Salto a Argentina, 2019, para leer Hank Folder, la primera colaboración entre el guionista Rodrigo Canessa y el dibujante Matías Chenzo, a quien ya nos cruzamos un par de veces en reseñas anteriores. Me encontré con un thriller bastante violento, enroscado, complejo, y a la vez lineal y de fácil comprensión. A lo largo de 64 páginas, Canessa urde una trama de misterio, apoyada en varios personajes bastante extraños que no se calienta mucho por explicar ni desarrollar. La acción se lleva puesta a la introspección, y la verdad es que no importa mucho que no sepamos casi nada acerca de los protagonistas a la hora de engancharnos con la aventura.
A fuerza de revelaciones shockeantes y momentos de alto impacto, el guión avanza hacia un final bastante distinto al que yo imaginaba, que además está muy bien. Los diálogos están muy cuidados, el relato no está ni apretado ni estirado y quizás la única falencia sea la que ya mencioné: el poco desarrollo para este pobre tipo al que le pasa de todo, pero del que no sabemos casi nada. No quiero explicitar mucho el argumento, porque es una edición bastante reciente y prefiero que los interesados descubran la historia de Hank Folder de la mano de Rodrigo Canessa, no de un gil que reseña historietas en un blog.
El dibujo de Chenzo es muy bueno, muy versátil, muy expresivo, muy bien acoplado al guión, muy puesto al servicio de la narración. Para mi gusto, le sobran un par de técnicas de entintado.
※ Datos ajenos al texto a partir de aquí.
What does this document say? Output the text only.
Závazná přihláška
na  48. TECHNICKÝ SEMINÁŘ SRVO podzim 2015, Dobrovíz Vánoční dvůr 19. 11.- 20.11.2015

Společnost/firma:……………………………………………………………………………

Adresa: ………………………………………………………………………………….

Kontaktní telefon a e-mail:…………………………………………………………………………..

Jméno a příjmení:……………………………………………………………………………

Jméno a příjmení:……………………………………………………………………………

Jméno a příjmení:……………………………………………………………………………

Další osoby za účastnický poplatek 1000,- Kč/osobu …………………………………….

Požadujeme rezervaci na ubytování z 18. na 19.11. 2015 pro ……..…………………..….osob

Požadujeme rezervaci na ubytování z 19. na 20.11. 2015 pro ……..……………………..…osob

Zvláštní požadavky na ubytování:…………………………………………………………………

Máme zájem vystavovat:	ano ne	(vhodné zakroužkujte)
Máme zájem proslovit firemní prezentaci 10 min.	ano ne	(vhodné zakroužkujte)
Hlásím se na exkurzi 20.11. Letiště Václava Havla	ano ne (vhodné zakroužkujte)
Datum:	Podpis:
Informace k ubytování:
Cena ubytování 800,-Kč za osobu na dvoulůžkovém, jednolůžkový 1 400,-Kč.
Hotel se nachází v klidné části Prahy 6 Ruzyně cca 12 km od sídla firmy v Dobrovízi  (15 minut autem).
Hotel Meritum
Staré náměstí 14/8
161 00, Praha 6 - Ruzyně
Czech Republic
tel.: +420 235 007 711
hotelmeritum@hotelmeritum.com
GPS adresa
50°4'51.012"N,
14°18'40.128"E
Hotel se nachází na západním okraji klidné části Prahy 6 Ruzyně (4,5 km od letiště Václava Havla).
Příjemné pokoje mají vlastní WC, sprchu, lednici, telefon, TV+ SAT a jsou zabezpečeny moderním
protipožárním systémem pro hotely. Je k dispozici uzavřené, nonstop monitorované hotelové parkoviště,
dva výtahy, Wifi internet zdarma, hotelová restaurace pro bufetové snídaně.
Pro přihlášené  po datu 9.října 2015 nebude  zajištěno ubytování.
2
Yo le hubiese jugado todo al claroscuro, o todo a los grises aplicados con aguadas, incluso a riesgo de parecer un clon de Marcos Vergara. Las dos cosas al mismo tiempo (y además esos crosshatchings y rayones con el plumín que aparecen cada tanto y embarran un poco la cancha) por ahí no me copa tanto. Pero a grandes rasgos el apartado gráfico es muy competente, con momentos realmente muy logrados. La portada, sin ir más lejos, es espectacular.
Tengo entendido que el librito fue editado por los propios autores con una tirada muy baja. Atenti, entonces los responsables de las otras editoriales, que ni bien se agote esa primera tirada estaría muy piola rescatar a Hank Folder y volverla a editar en alguno de los sellos que ya están apostando por los autores jóvenes que están renovando la historieta argentina a fuerza de imaginación, huevos y calidad.

Hasta acá llegamos hoy, y como siempre, nos reencontramos pronto con nuevas reseñas, acá en el blog.